Rail: Yet there’s an allergy, perhaps especially among students today, to the idea that anyone could faithfully dedicate themselves to a cause outside of their own identity without some perverse sense of self-interest, or a savior syndrome.
Shatz: I'm not suggesting that those things aren't at play. They are. But I think anything you do is probably going to be compromised by complex motives, even if you work on behalf of “your own people.” Because “your own people” are not going to be entirely in agreement about what to do about a certain situation. It's very easy with the advantage of hindsight to judge and praise or condemn a person's political position or intervention at a particular point in time. But the closer you look at it and the more sensitivity you bring to assessing that person's appraisal of the situation, the more complicated it becomes.

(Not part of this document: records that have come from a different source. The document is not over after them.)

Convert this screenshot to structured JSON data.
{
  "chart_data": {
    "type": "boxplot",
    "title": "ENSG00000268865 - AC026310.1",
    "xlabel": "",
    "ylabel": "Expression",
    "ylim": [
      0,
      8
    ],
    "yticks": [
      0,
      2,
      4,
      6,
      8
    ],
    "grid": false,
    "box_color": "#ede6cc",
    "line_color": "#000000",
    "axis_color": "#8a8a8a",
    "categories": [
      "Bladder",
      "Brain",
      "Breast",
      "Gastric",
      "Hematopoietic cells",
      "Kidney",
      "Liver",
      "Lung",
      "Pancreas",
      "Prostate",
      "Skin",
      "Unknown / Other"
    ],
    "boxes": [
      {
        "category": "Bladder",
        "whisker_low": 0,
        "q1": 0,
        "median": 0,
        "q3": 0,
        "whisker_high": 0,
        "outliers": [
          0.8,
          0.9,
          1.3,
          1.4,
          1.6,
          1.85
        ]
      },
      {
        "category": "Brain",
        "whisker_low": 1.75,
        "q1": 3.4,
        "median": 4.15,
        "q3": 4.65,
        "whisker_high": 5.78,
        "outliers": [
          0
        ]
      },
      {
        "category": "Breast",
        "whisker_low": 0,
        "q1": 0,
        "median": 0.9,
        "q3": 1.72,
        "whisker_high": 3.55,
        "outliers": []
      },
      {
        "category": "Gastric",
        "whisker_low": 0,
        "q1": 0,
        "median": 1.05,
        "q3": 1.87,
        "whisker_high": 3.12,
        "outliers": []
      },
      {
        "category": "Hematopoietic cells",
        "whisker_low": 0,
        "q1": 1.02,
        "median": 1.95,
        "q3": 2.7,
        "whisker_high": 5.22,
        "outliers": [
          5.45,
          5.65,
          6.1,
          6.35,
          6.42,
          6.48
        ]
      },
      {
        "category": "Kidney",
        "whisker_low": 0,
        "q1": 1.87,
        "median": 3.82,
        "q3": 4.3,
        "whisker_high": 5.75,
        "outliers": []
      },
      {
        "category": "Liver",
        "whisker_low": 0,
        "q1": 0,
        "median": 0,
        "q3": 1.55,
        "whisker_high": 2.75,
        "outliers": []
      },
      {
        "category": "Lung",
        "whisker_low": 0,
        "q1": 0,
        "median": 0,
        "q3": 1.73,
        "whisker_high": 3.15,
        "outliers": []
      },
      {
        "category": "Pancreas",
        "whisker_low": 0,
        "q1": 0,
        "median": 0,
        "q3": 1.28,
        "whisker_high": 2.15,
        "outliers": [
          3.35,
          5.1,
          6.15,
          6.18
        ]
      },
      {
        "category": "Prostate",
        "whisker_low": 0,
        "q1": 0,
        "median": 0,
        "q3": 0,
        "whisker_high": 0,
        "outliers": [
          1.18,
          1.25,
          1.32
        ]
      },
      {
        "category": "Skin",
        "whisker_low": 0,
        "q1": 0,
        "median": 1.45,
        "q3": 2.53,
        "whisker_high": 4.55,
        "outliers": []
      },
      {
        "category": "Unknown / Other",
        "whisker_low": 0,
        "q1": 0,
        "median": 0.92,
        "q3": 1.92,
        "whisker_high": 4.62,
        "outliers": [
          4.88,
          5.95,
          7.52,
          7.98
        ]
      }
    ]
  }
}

I'll give you an example. There’s an essay in Writers and Missionaries about Jean-Paul Sartre’s visit to Egypt and to Israel–Palestine in 1967. It was a very elaborate trip that was organized by both Egyptians and Israelis. Sartre publicly identified with the struggle against colonialism, and particularly with the Algerian struggle against French rule. He was an admirable and courageous defender of the Algerians. So understandably, the Egyptians thought that once Sartre saw the conditions of the Palestinians in Gaza, once he visited Egypt and met with [Egyptian President] Gamal Abdel Nasser, he would understand the justice of the Arab case against Israel. The Israelis were more anxious. But because Sartre had written powerfully about antisemitism in his book Anti-Semite and Jew, they held out the hope that Sartre would side with them, especially because at the time Israel was led by a government with a strong Labor presence that still included socialistic elements. There was such a thing as an Israeli Left at the time. It was a Zionist Left and therefore very compromised, but it included people who considered themselves Leftists, and sometimes Marxists.
Now, I do regard it as a disappointment that after clearly experiencing empathy for the Palestinians on his trip and noticing the militarism and the national chauvinism of Israel at the time, Sartre ended up more or less aligning himself with Israel at the time of the 1967 crisis. But at the same time, I don't think it's fair to say that Sartre was pro-Zionist in any simplistic sense, or that he was hoodwinked by the Israelis. I think Sartre found himself in a morally challenging zone where he felt torn between his anti-colonial principles and his guilt over the Holocaust. I'm not saying there’s a lesson. But it's a humbling reminder that political crises often present situations in which making a judgment call is not necessarily easy. So I have to put aside my own hopes and politics and to assess things with a greater degree of empathy, historical understanding and analytic rigor. I'm not arguing for a more forgiving criticism because I can be quite severe. But I think we need a more contextual and historical criticism, one that has a certain humility. If we think the bien-pensant thinking of 2023 is going to be the bien-pensant thinking of 2040, we’re severely misled.